Autorstwo: Tomasz Maciejewski (PAP)
Źródło: NaukawPolsce.pl
Tyle tych osiągnięć a ludziom coraz ciężej się żyje.
Powiedzcie mi, no i co z tego, że opracowali to i owo naukowcy ze Szczecina, równie dobrze mogliby napisać, że zrobili to uczeni z republiki Nauru?…
USA już czekają na wykup patentu…A nasze polityczne klakierki w ,,zębach,, im to przyniosą. Masz rację Kazma nie ma sensu się tym ,,jarać,, i tak nie wejdzie na rynek….Jak zwykle…
Wybitne jednostki z Polskiego Narodu są szczególnie uzdolnione w ścisłych naukach. Jestem pewien, że gdyby nie lata zaborów to byśmy jeszcze więcej naprodukowali takich mózgów :>
To mi przypomina sytuację w której to Polak, Łukasiński opracował metodę destylacji ropy naftowej, co było kamieniem milowym w rozwoju przemysłu naftowego i w efekcie przyniosło erę ropy w dziedzinie światowej gospodarki.
Na erę wodoru, jako tę która wyprze ropę czekamy już od blisko 3 dekad.
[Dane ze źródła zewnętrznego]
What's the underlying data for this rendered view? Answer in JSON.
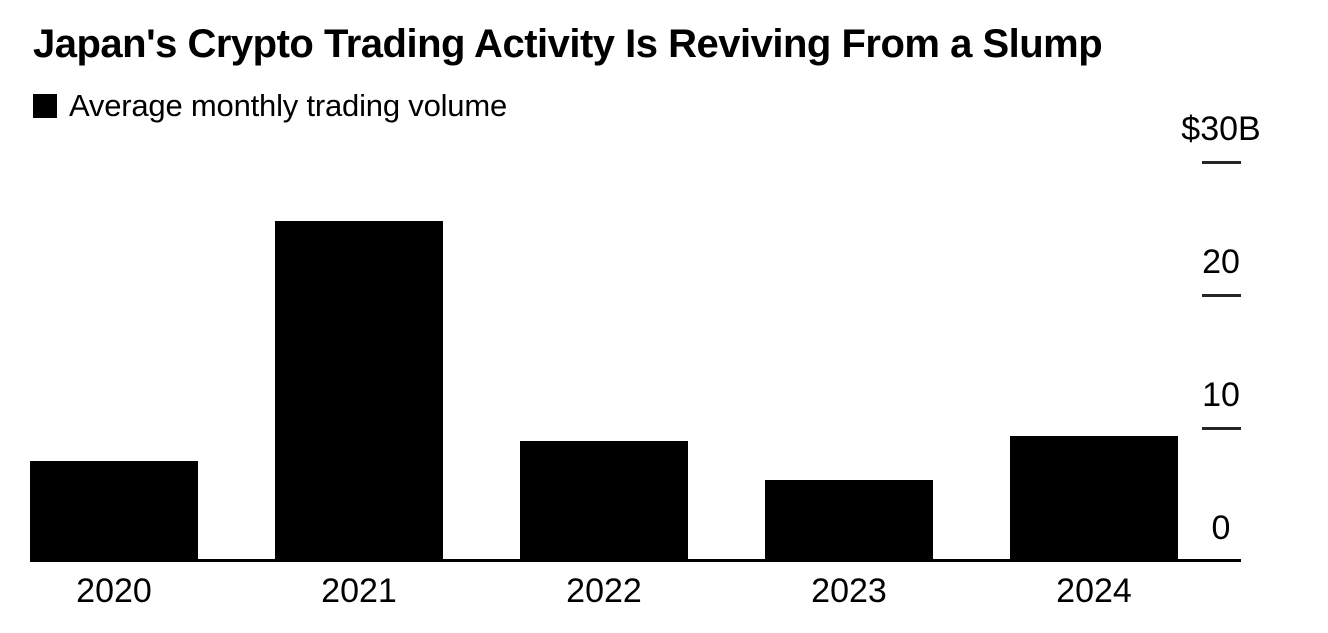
{
  "title": "Japan's Crypto Trading Activity Is Reviving From a Slump",
  "legend": {
    "label": "Average monthly trading volume",
    "swatch_color": "#000000"
  },
  "colors": {
    "background": "#ffffff",
    "bar": "#000000",
    "text": "#000000",
    "axis_line": "#000000",
    "tick_dash": "#262626"
  },
  "chart_data": {
    "type": "bar",
    "title": "Japan's Crypto Trading Activity Is Reviving From a Slump",
    "series_label": "Average monthly trading volume",
    "categories": [
      "2020",
      "2021",
      "2022",
      "2023",
      "2024"
    ],
    "values": [
      7.5,
      25.6,
      9.0,
      6.1,
      9.4
    ],
    "unit_prefix": "$",
    "unit_suffix": "B",
    "xlabel": "",
    "ylabel": "",
    "ylim": [
      0,
      30
    ],
    "yticks": [
      {
        "value": 0,
        "label": "0"
      },
      {
        "value": 10,
        "label": "10"
      },
      {
        "value": 20,
        "label": "20"
      },
      {
        "value": 30,
        "label": "$30B"
      }
    ],
    "grid": false,
    "legend_position": "top-left",
    "y_axis_side": "right",
    "bar_color": "#000000",
    "background": "#ffffff"
  }
}
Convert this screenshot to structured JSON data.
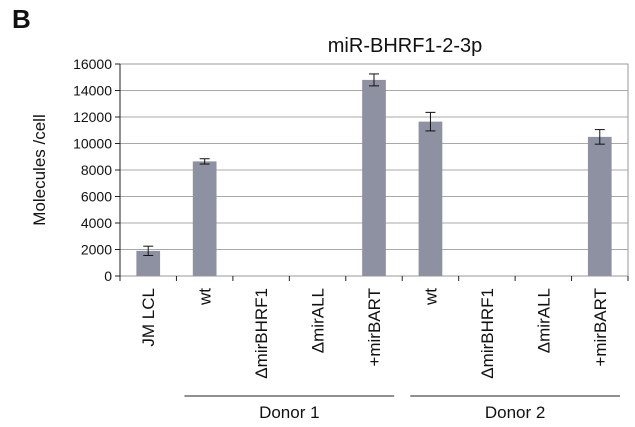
{
  "panel_letter": "B",
  "chart_data": {
    "type": "bar",
    "title": "miR-BHRF1-2-3p",
    "ylabel": "Molecules /cell",
    "xlabel": "",
    "ylim": [
      0,
      16000
    ],
    "yticks": [
      0,
      2000,
      4000,
      6000,
      8000,
      10000,
      12000,
      14000,
      16000
    ],
    "grid": true,
    "categories": [
      "JM LCL",
      "wt",
      "ΔmirBHRF1",
      "ΔmirALL",
      "+mirBART",
      "wt",
      "ΔmirBHRF1",
      "ΔmirALL",
      "+mirBART"
    ],
    "values": [
      1900,
      8650,
      0,
      0,
      14800,
      11650,
      0,
      0,
      10500
    ],
    "errors": [
      350,
      200,
      0,
      0,
      450,
      700,
      0,
      0,
      550
    ],
    "groups": [
      {
        "label": "Donor 1",
        "from": 1,
        "to": 4
      },
      {
        "label": "Donor 2",
        "from": 5,
        "to": 8
      }
    ],
    "bar_color": "#8e91a2"
  }
}
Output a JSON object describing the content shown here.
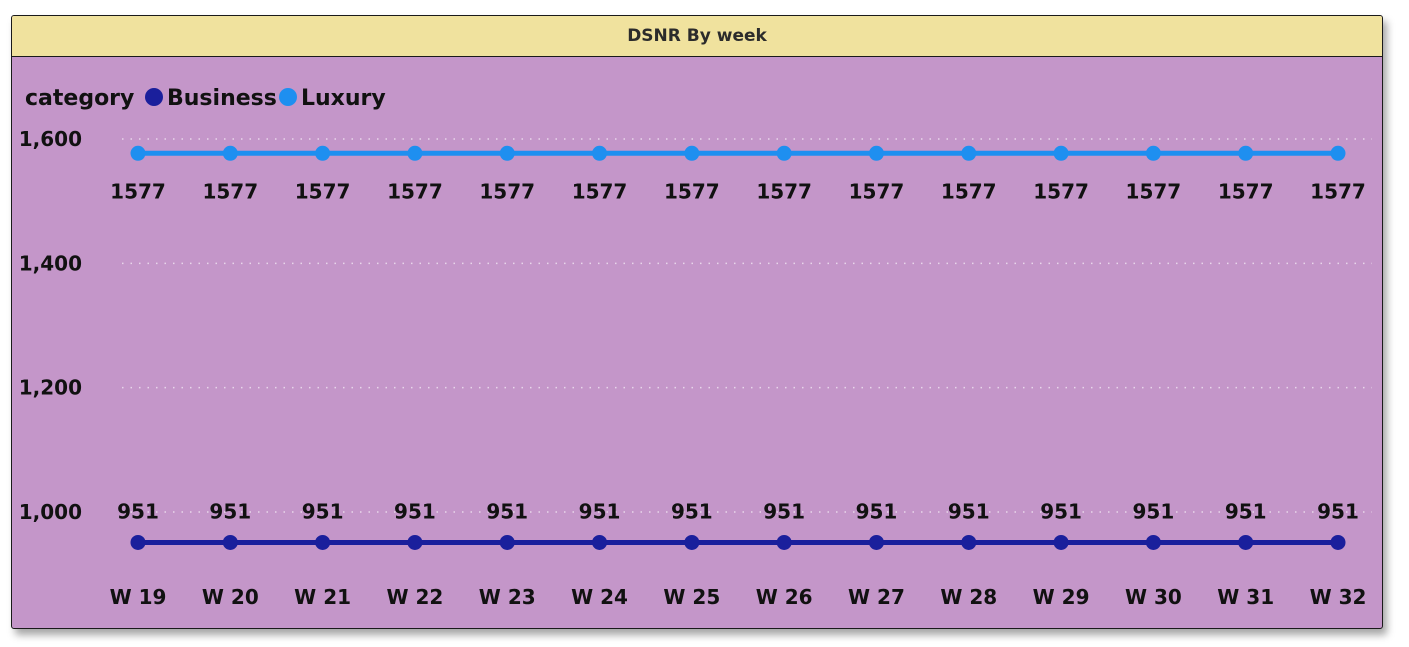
{
  "chart_data": {
    "type": "line",
    "title": "DSNR By week",
    "legend_title": "category",
    "legend_position": "top-left",
    "categories": [
      "W 19",
      "W 20",
      "W 21",
      "W 22",
      "W 23",
      "W 24",
      "W 25",
      "W 26",
      "W 27",
      "W 28",
      "W 29",
      "W 30",
      "W 31",
      "W 32"
    ],
    "series": [
      {
        "name": "Business",
        "color": "#1a1f9c",
        "values": [
          951,
          951,
          951,
          951,
          951,
          951,
          951,
          951,
          951,
          951,
          951,
          951,
          951,
          951
        ]
      },
      {
        "name": "Luxury",
        "color": "#1e8ff0",
        "values": [
          1577,
          1577,
          1577,
          1577,
          1577,
          1577,
          1577,
          1577,
          1577,
          1577,
          1577,
          1577,
          1577,
          1577
        ]
      }
    ],
    "yticks": [
      "1,000",
      "1,200",
      "1,400",
      "1,600"
    ],
    "ytick_values": [
      1000,
      1200,
      1400,
      1600
    ],
    "ylim": [
      905,
      1640
    ],
    "grid": true
  }
}
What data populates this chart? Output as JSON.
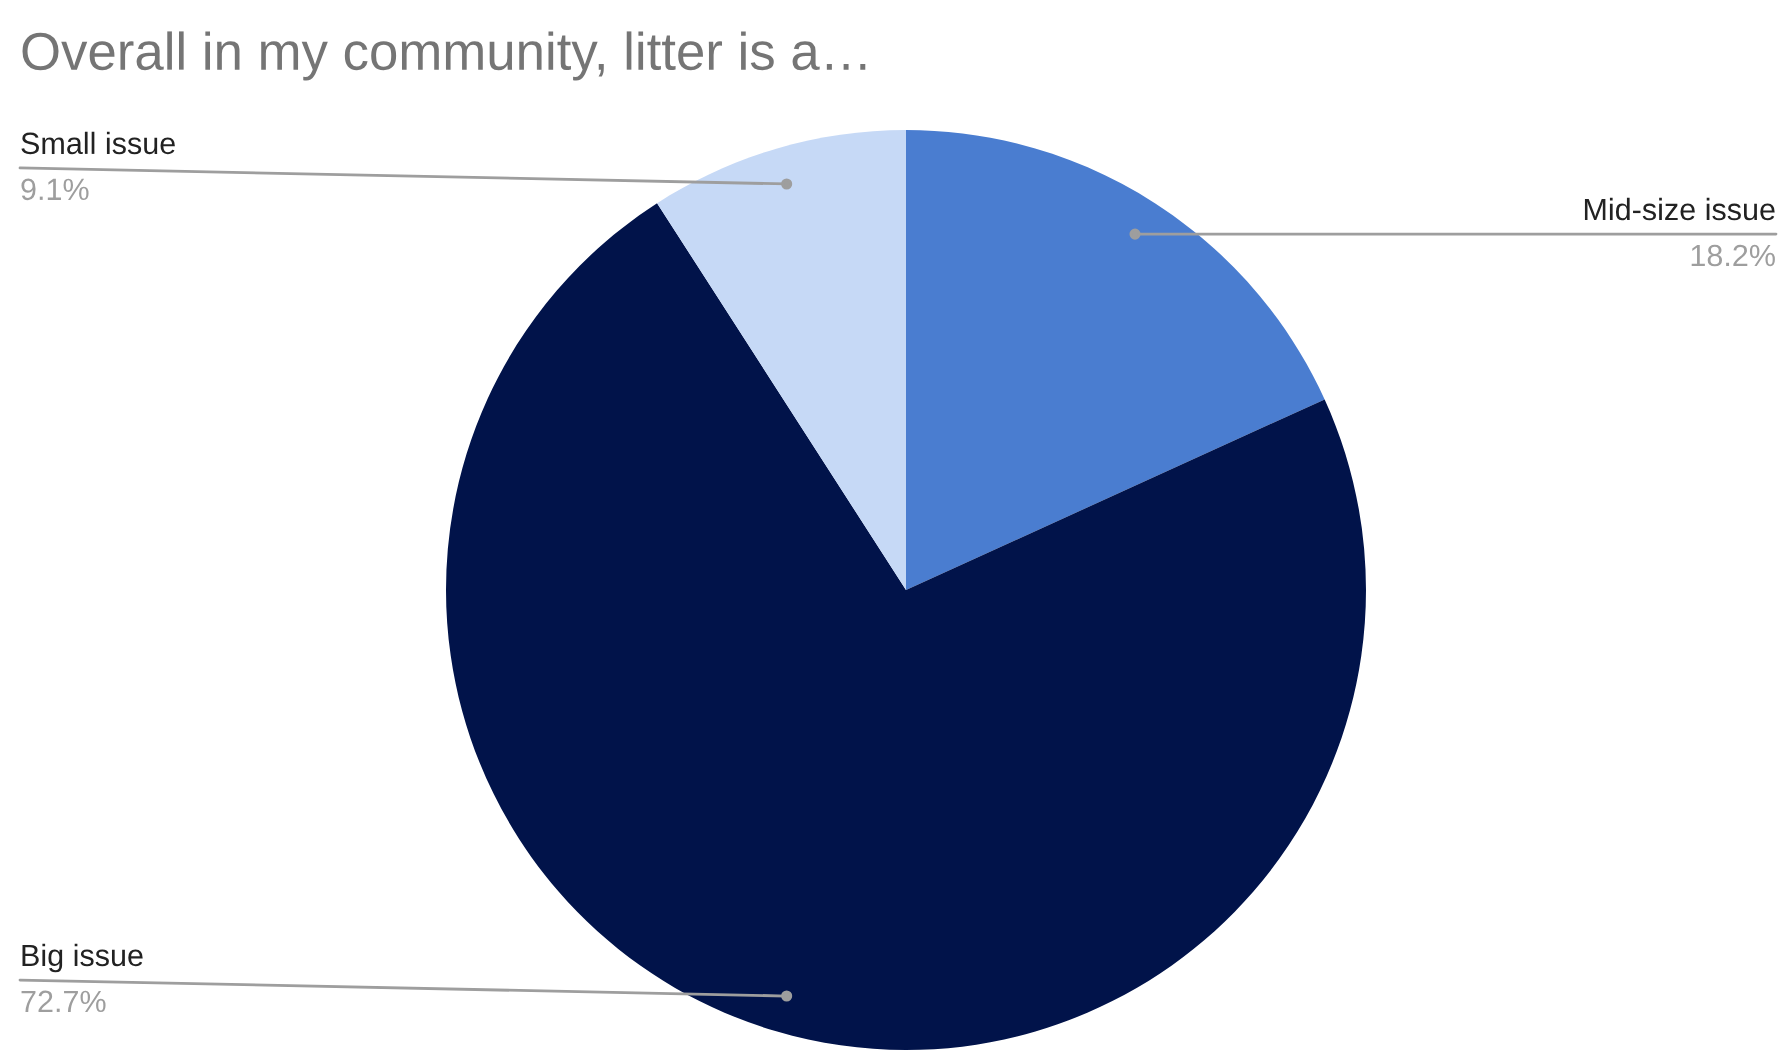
{
  "chart_data": {
    "type": "pie",
    "title": "Overall in my community, litter is a…",
    "categories": [
      "Mid-size issue",
      "Big issue",
      "Small issue"
    ],
    "values": [
      18.2,
      72.7,
      9.1
    ],
    "value_labels": [
      "18.2%",
      "72.7%",
      "9.1%"
    ],
    "colors": [
      "#4a7dd0",
      "#01134a",
      "#c6d9f6"
    ],
    "legend": false
  }
}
Wciąż problem ten sam, niska wydajność.
Czyżby ten projekt stanowił przełom w tych pracach? Być może, pożyjemy zobaczymy.
Z pewnością na dłuższą metę wydajnie by to pomogło w zmniejszeniu potężnego zanieczyszczenia powietrza siarką i dwutlenkiem węgla w aglomeracjach miejskich.
A więc i walce z mitycznym globalnym ociepleniem. Moim zdaniem to jest trochę inaczej, to jest globalne zatruwanie.
Opanowanie fuzji jądrowej w stopniu pozwalającym na wydajny uzysk energii, raz na zawsze rozwiązałby wszelkie problemy energetyczne ludzkości. Niestety nasz gatunek jest najwyraźniej obarczony poważnym błędem w genomie i jakkolwiek nie byłyby wspaniałe i fantastyczne rezultaty rozwoju techniki – to chyba nic nas nie uratuje przed nami samymi.